I think it is absolutely brilliant that some employers are choosing to pay their workers more when they can. I find that this is normally the case at independent establishments, but at least it shows that there are some owners who see their employees as human beings and not machines who must bow down to them and remain subservient. I do not mind paying more for a meal if I know that the staff are actually being paid what they deserve by the owner. It is the large corporations that I mind, who refuse to pay their workers livable wages despite being more than capable.

According to Marc Mentzer, a business professor at the University of Saskatchewan, businesses that replace tipping with service fees tend to not succeed. I find this really interesting. Mentzer highlights that customers prefer the illusion of having power over the server and being able to control how much they can tip rather than a flat rate service fee.

“Everybody complains about tipping, but given the choice between a restaurant with tipping and a restaurant with a service charge, I’m not sure how customers would make that choice. I think customers might actually prefer the tipping approach if given the choice,” Mentzer told CBC. “In an ideal world, there would be no tipping. It’s a human rights catastrophe. But it’s just so deeply entrenched. I think we’re stuck with it.” Mentzer emphasized.

Furthermore, the amount you are expected to tip is getting out of hand, and I feel as though there is this subconscious judgement when it comes to tipping. There have been many times that I have tipped out of nothing but guilt. And I am a university student, so I’m not exactly loaded with cash.

Tip inflation is absolutely a phenomenon that is occurring these days. Tip suggestion seems to be increasing, as some places are asking you to tip up to 25 and even 30 per cent. A survey implemented by Restaurants Canada earlier this year concluded that 44 per cent of 1500 surveyed Canadians stated that their tips are much higher today in comparison to tipping pre-COVID-19.

Increasing pre-programmed tip percentage options “scare people into tipping a higher percentage than they might have ever considered before,” noted Mentzer.  I believe there is some truth to this, as I have experienced tipping burnout as a result from being required to tip at places that never had that requirement previously. It is a way for businesses to guilt trip the consumer into tipping for products and services that did not rely on tips before. It definitely showcases the multitude of ways that our economy is changing right before our own eyes.

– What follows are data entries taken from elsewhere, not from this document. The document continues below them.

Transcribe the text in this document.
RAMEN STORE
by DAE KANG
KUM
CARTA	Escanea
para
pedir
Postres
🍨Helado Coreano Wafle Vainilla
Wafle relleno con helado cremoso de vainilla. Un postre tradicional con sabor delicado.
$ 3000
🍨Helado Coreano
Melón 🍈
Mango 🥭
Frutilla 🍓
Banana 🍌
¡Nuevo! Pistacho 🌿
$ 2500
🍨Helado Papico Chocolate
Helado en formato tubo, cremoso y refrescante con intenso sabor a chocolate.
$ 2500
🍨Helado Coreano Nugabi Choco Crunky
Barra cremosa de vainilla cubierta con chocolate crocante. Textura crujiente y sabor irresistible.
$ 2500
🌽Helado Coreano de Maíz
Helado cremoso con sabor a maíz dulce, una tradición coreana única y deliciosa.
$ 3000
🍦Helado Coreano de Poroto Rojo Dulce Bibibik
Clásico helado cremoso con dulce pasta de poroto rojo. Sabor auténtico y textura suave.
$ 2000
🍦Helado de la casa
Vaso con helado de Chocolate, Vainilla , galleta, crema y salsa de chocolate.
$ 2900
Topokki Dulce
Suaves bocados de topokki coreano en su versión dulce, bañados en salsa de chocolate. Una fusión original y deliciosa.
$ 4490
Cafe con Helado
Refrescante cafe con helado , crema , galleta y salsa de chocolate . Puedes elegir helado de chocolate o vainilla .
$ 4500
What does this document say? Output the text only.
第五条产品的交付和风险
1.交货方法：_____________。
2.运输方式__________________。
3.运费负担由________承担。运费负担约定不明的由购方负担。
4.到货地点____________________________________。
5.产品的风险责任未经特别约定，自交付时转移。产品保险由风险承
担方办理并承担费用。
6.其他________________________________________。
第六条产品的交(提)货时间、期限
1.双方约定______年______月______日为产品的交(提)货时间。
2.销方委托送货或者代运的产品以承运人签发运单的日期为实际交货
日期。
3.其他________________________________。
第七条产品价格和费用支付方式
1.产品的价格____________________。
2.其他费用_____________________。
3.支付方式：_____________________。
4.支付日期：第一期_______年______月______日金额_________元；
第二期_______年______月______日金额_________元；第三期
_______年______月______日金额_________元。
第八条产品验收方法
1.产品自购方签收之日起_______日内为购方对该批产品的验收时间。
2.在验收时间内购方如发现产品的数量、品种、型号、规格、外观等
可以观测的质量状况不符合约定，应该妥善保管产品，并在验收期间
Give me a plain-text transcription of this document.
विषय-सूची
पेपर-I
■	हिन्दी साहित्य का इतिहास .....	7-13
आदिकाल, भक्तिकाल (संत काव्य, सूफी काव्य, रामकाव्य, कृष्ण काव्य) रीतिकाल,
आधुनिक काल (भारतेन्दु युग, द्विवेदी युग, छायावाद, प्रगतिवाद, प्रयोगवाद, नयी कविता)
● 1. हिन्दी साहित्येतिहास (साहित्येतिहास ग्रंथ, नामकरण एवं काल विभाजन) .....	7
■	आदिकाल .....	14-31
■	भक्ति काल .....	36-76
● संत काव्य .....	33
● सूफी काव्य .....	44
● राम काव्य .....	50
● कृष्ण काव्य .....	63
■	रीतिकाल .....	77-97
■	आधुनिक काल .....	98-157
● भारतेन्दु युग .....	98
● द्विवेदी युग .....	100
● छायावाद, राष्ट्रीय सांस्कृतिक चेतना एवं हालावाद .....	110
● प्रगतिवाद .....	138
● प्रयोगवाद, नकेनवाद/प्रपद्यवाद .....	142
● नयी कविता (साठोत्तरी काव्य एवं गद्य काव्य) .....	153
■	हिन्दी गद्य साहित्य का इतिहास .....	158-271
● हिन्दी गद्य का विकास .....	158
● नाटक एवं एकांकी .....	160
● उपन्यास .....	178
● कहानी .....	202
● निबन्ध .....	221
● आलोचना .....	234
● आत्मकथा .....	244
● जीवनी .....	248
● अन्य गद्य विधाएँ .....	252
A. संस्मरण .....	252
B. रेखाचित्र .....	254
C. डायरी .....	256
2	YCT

I think tipping culture is one of those systems that is hard to dismantle. It requires businesses paying their staff livable wages. It requires that there must be no loopholes for businesses to get by doing the bare minimum. It requires the government to implement new legislation to combat tipping culture in a way that appeases employees who live off of tips and consumers who are tipping more than they used to prior to the pandemic.